1 Why are we here?

A Non Reproducible workflow

2 Introducing RMarkdown

That’s why we are playing around with RMarkdown today.
Clearly, there’s no best way of doing so than throwing in a bunch of Cats.

2.1 Why RMarkdown

RMarkdown is the easiest way to create interactive documents integrating text, code and output from your code. It is fairly versatile, has a shallow learning curve and, as it often happens in R, there is a bunch of people continuously expanding its functionalities and possibilities.

For instance, you can:

  • Compile a single R Markdown document to a report in different formats, such as PDF, HTML, or Word.
  • Create notebooks in which you can directly run code chunks interactively.
  • Make slides for presentations (HTML5, LaTeX Beamer, or PowerPoint).
  • Produce dashboards with flexible, interactive, and attractive layouts.
  • Build interactive applications based on Shiny.
  • Write journal articles.
  • Author books of multiple chapters.
  • Generate websites and blogs.

Yes, you guessed that. This very document has been generated using RMarkdown.

Not all that glitters is gold, though. Expect headaches when setting up your (especially Windows) machine to work if interested in knitting pdfs or more advanced stuff.

2.2 Briefest history on RMarkdown ever

Source: https://bookdown.org/yihui/rmarkdown/
The document format “R Markdown” was first introduced in the knitr package (Xie 2015, 2020c) in early 2012. The idea was to embed code chunks (of R or other languages) in Markdown documents.

However, the original version of Markdown invented by John Gruber was often found overly simple and not suitable to write highly technical documents. For example, there was no syntax for tables, footnotes, math expressions, or citations. Fortunately, John MacFarlane created a wonderful package named Pandoc (http://pandoc.org) to convert Markdown documents (and many other types of documents) to a large variety of output formats. More importantly, the Markdown syntax was significantly enriched. Now we can write more types of elements with Markdown while still enjoying its simplicity.

In a nutshell, R Markdown stands on the shoulders of knitr and Pandoc. The former executes the computer code embedded in Markdown, and converts R Markdown to Markdown. The latter renders Markdown to the output format you want (such as PDF, HTML, Word, and so on).

The rmarkdown package (Allaire, Xie, McPherson, et al. 2020) was first created in early 2014.

2.3 What’s Markdown

Markdown is a lightweight markup language that you can use to add formatting elements to plaintext text documents. Created by John Gruber in 2004, Markdown is now one of the world’s most popular markup languages.

It’s the language used to create README’s and Project descriptions in GitHub

2.4 What’s Latex

Latex which is pronounced «Lah-tech» or «Lay-tech» (to rhyme with «blech» or «Bertolt Brecht»), is a document preparation system for high-quality typesetting. It is most often used for medium-to-large technical or scientific documents but it can be used for almost any form of publishing.

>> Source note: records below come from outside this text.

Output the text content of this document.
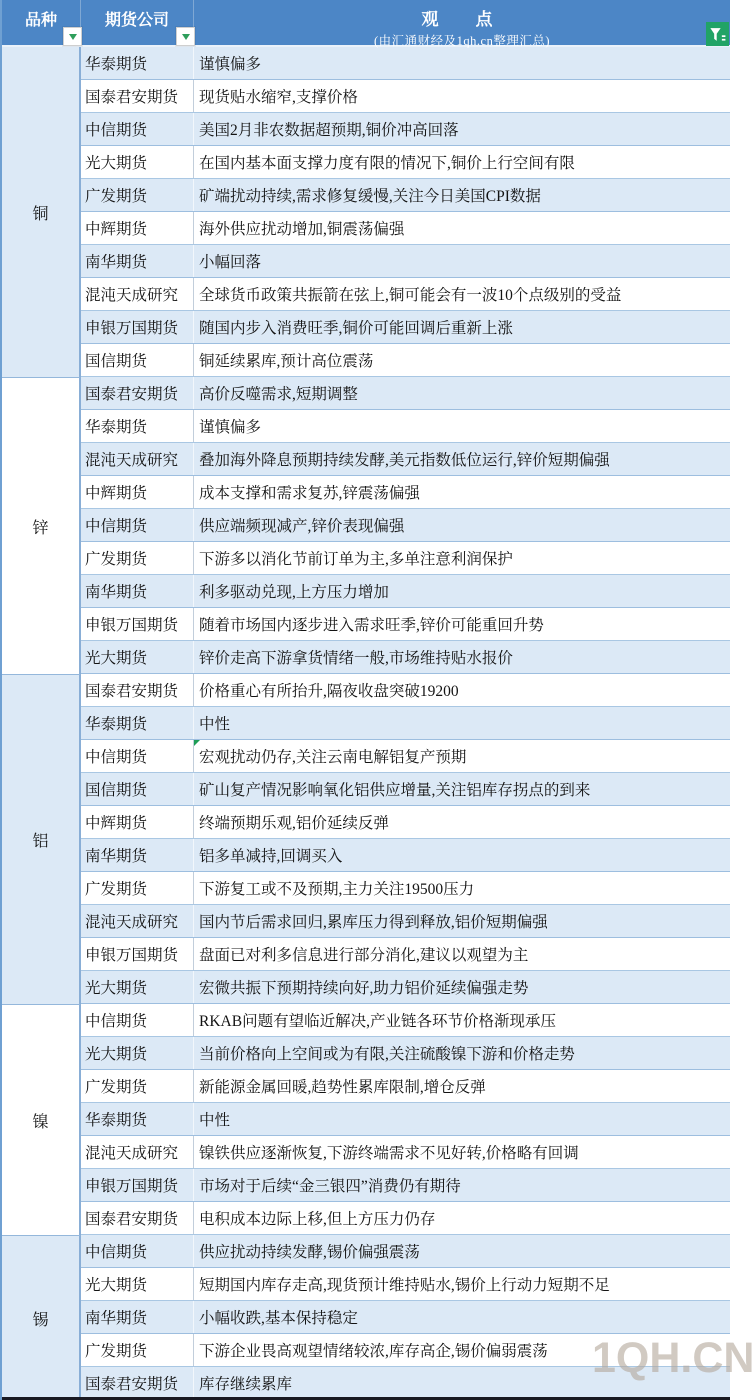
品种	期货公司	观　点
(由汇通财经及1qh.cn整理汇总)
铜
华泰期货	谨慎偏多
国泰君安期货	现货贴水缩窄,支撑价格
中信期货	美国2月非农数据超预期,铜价冲高回落
光大期货	在国内基本面支撑力度有限的情况下,铜价上行空间有限
广发期货	矿端扰动持续,需求修复缓慢,关注今日美国CPI数据
中辉期货	海外供应扰动增加,铜震荡偏强
南华期货	小幅回落
混沌天成研究	全球货币政策共振箭在弦上,铜可能会有一波10个点级别的受益
申银万国期货	随国内步入消费旺季,铜价可能回调后重新上涨
国信期货	铜延续累库,预计高位震荡
锌
国泰君安期货	高价反噬需求,短期调整
华泰期货	谨慎偏多
混沌天成研究	叠加海外降息预期持续发酵,美元指数低位运行,锌价短期偏强
中辉期货	成本支撑和需求复苏,锌震荡偏强
中信期货	供应端频现减产,锌价表现偏强
广发期货	下游多以消化节前订单为主,多单注意利润保护
南华期货	利多驱动兑现,上方压力增加
申银万国期货	随着市场国内逐步进入需求旺季,锌价可能重回升势
光大期货	锌价走高下游拿货情绪一般,市场维持贴水报价
铝
国泰君安期货	价格重心有所抬升,隔夜收盘突破19200
华泰期货	中性
中信期货	宏观扰动仍存,关注云南电解铝复产预期
国信期货	矿山复产情况影响氧化铝供应增量,关注铝库存拐点的到来
中辉期货	终端预期乐观,铝价延续反弹
南华期货	铝多单减持,回调买入
广发期货	下游复工或不及预期,主力关注19500压力
混沌天成研究	国内节后需求回归,累库压力得到释放,铝价短期偏强
申银万国期货	盘面已对利多信息进行部分消化,建议以观望为主
光大期货	宏微共振下预期持续向好,助力铝价延续偏强走势
镍
中信期货	RKAB问题有望临近解决,产业链各环节价格渐现承压
光大期货	当前价格向上空间或为有限,关注硫酸镍下游和价格走势
广发期货	新能源金属回暖,趋势性累库限制,增仓反弹
华泰期货	中性
混沌天成研究	镍铁供应逐渐恢复,下游终端需求不见好转,价格略有回调
申银万国期货	市场对于后续“金三银四”消费仍有期待
国泰君安期货	电积成本边际上移,但上方压力仍存
锡
中信期货	供应扰动持续发酵,锡价偏强震荡
光大期货	短期国内库存走高,现货预计维持贴水,锡价上行动力短期不足
南华期货	小幅收跌,基本保持稳定
广发期货	下游企业畏高观望情绪较浓,库存高企,锡价偏弱震荡
国泰君安期货	库存继续累库
1QH.CN
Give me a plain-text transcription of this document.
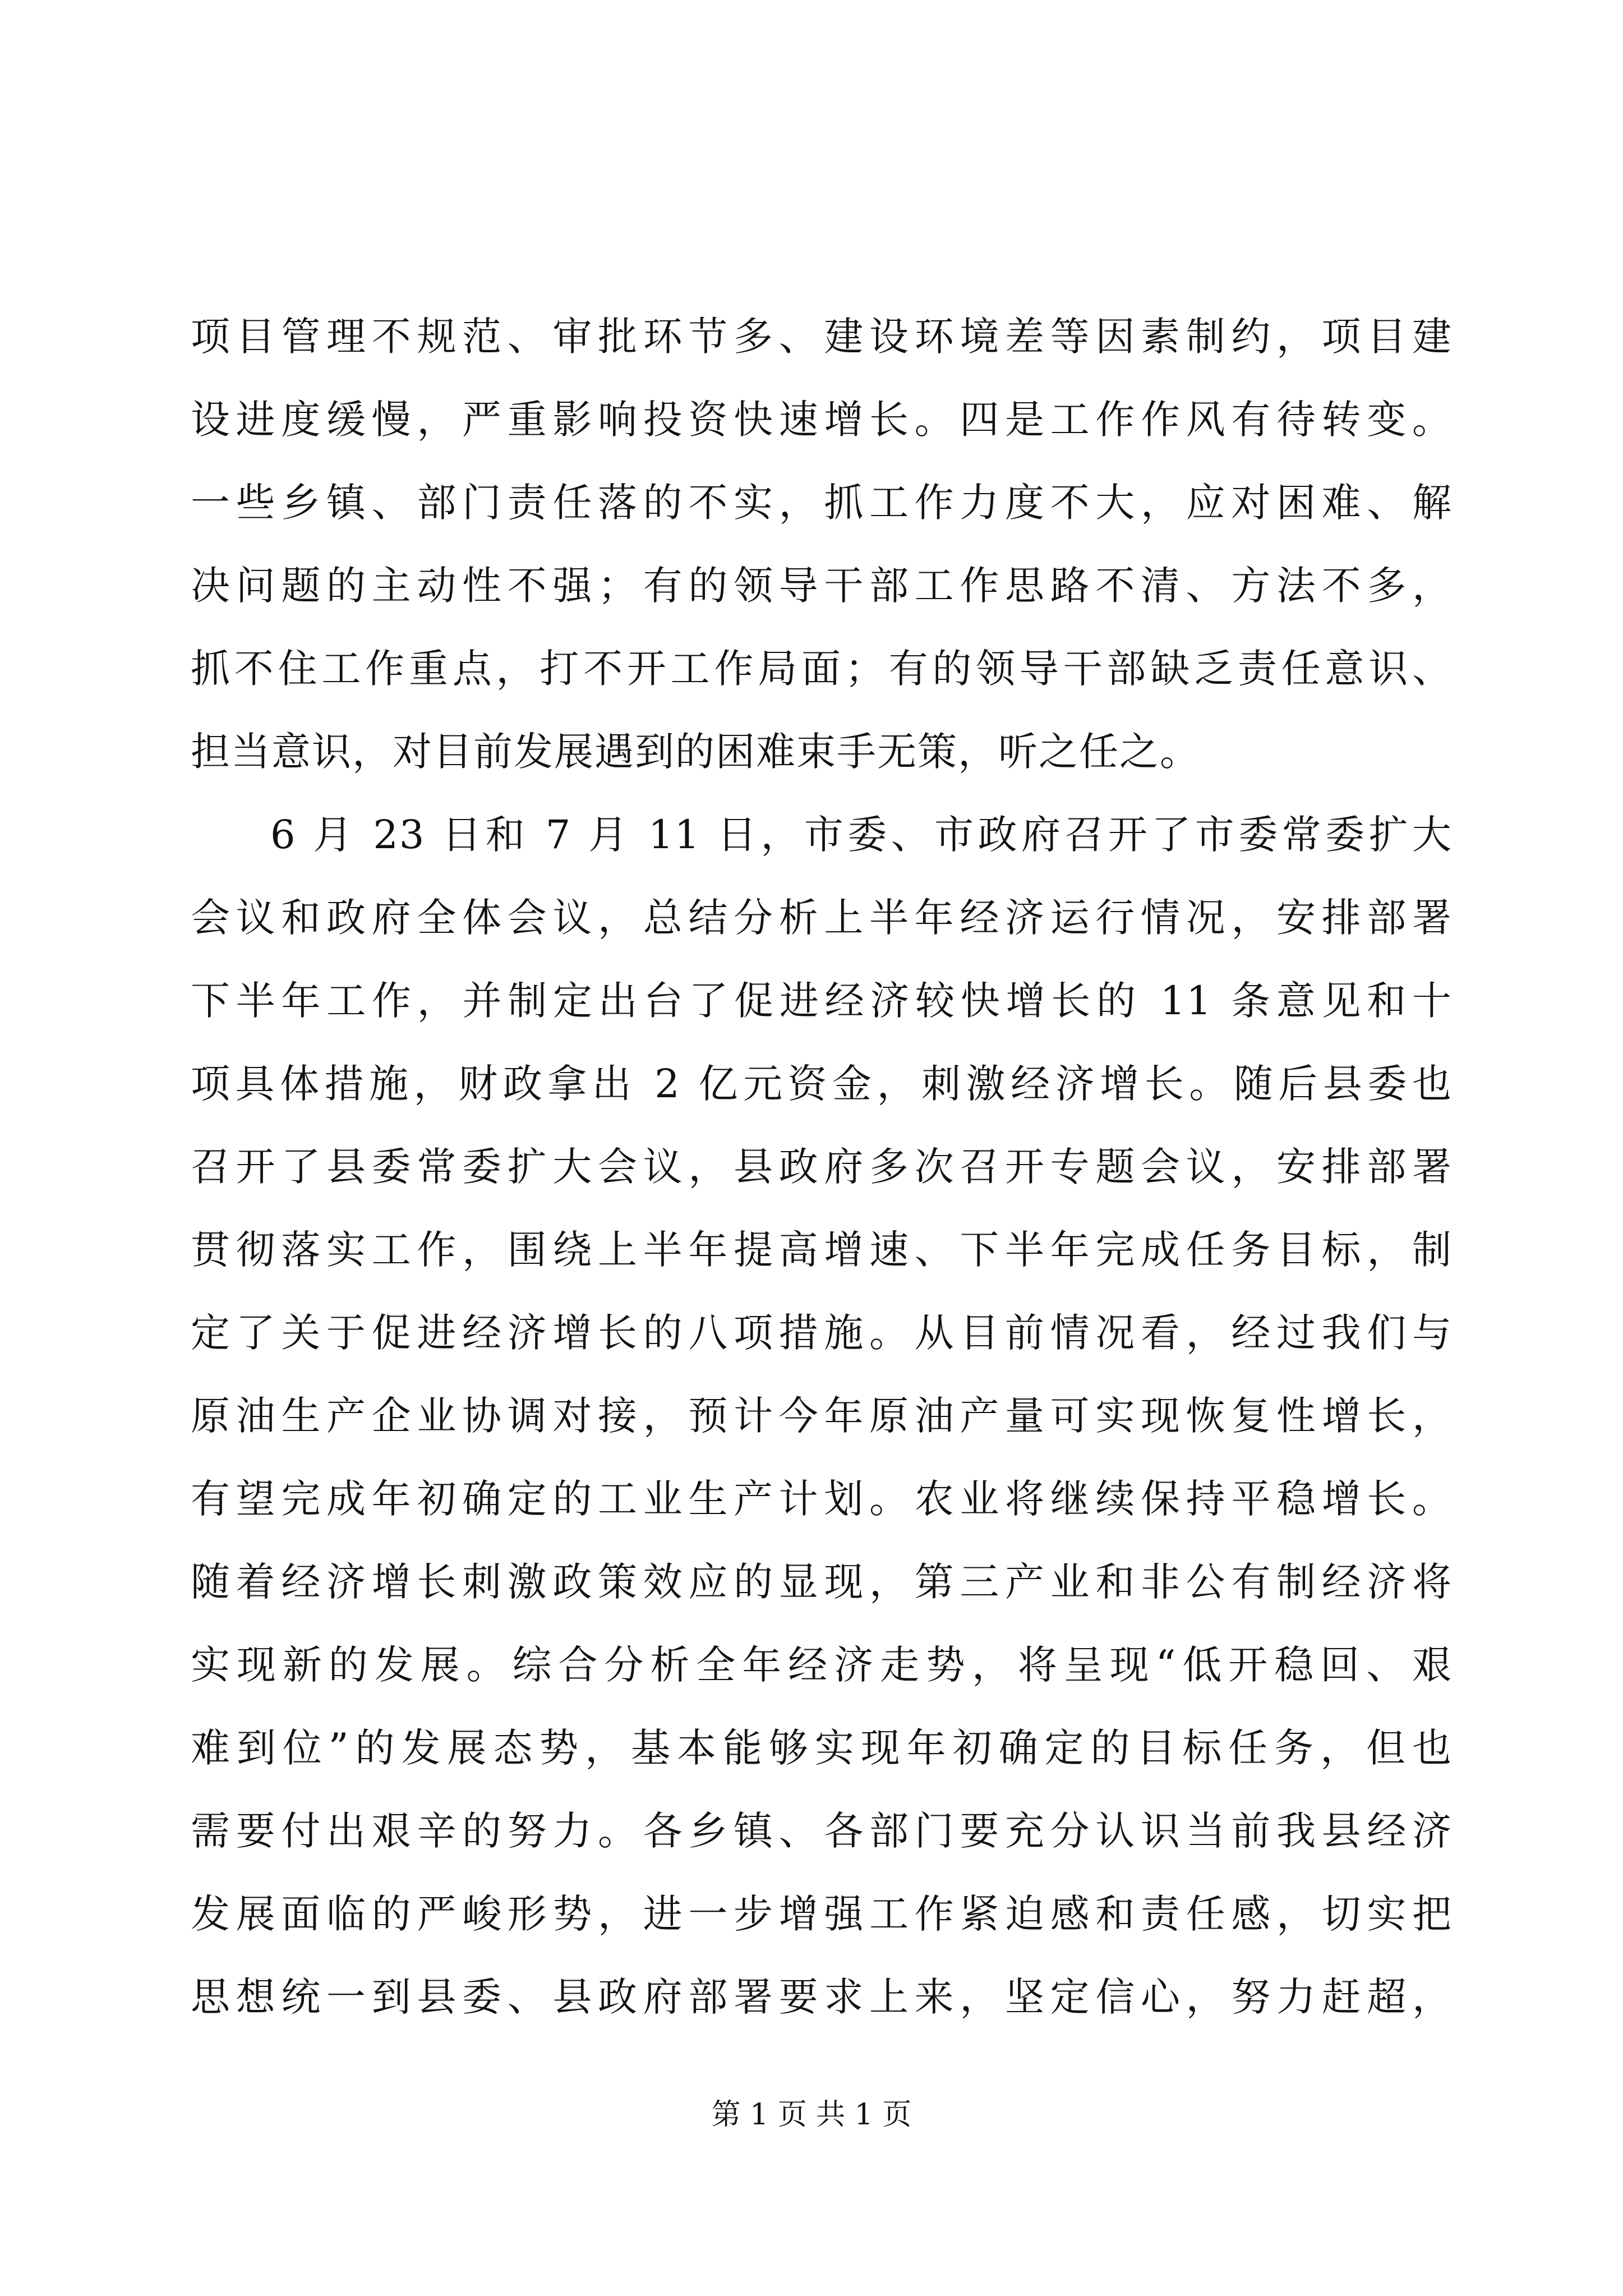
项目管理不规范、审批环节多、建设环境差等因素制约，项目建

设进度缓慢，严重影响投资快速增长。四是工作作风有待转变。

一些乡镇、部门责任落的不实，抓工作力度不大，应对困难、解

决问题的主动性不强；有的领导干部工作思路不清、方法不多，

抓不住工作重点，打不开工作局面；有的领导干部缺乏责任意识、

担当意识，对目前发展遇到的困难束手无策，听之任之。

6 月 23 日和 7 月 11 日，市委、市政府召开了市委常委扩大

会议和政府全体会议，总结分析上半年经济运行情况，安排部署

下半年工作，并制定出台了促进经济较快增长的 11 条意见和十

项具体措施，财政拿出 2 亿元资金，刺激经济增长。随后县委也

召开了县委常委扩大会议，县政府多次召开专题会议，安排部署

贯彻落实工作，围绕上半年提高增速、下半年完成任务目标，制

定了关于促进经济增长的八项措施。从目前情况看，经过我们与

原油生产企业协调对接，预计今年原油产量可实现恢复性增长，

有望完成年初确定的工业生产计划。农业将继续保持平稳增长。

随着经济增长刺激政策效应的显现，第三产业和非公有制经济将

实现新的发展。综合分析全年经济走势，将呈现“低开稳回、艰

难到位”的发展态势，基本能够实现年初确定的目标任务，但也

需要付出艰辛的努力。各乡镇、各部门要充分认识当前我县经济

发展面临的严峻形势，进一步增强工作紧迫感和责任感，切实把

思想统一到县委、县政府部署要求上来，坚定信心，努力赶超，

第 1 页 共 1 页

LaTeX is not a word processor! Instead, LaTeX encourages authors not to worry too much about the appearance of their documents but to concentrate on getting the right content.

You need LaTex only for knitting to pdf documents. If you’re happy with html notebooks, there’s no need of installing it.

2.5 What’s Pandoc

If you need to convert files from one markup format into another, pandoc is your swiss-army knife.

The good news is that your RStudio IDE has already a Pandoc installation embedded! Maybe it’s not the latest, but it will work just fine most of the times.

3 Can we look at cats now?

Almost. Fire up your RStudio and install RMarkdown first.

install.packages("rmarkdown")

Time to start your first RMarkdown document.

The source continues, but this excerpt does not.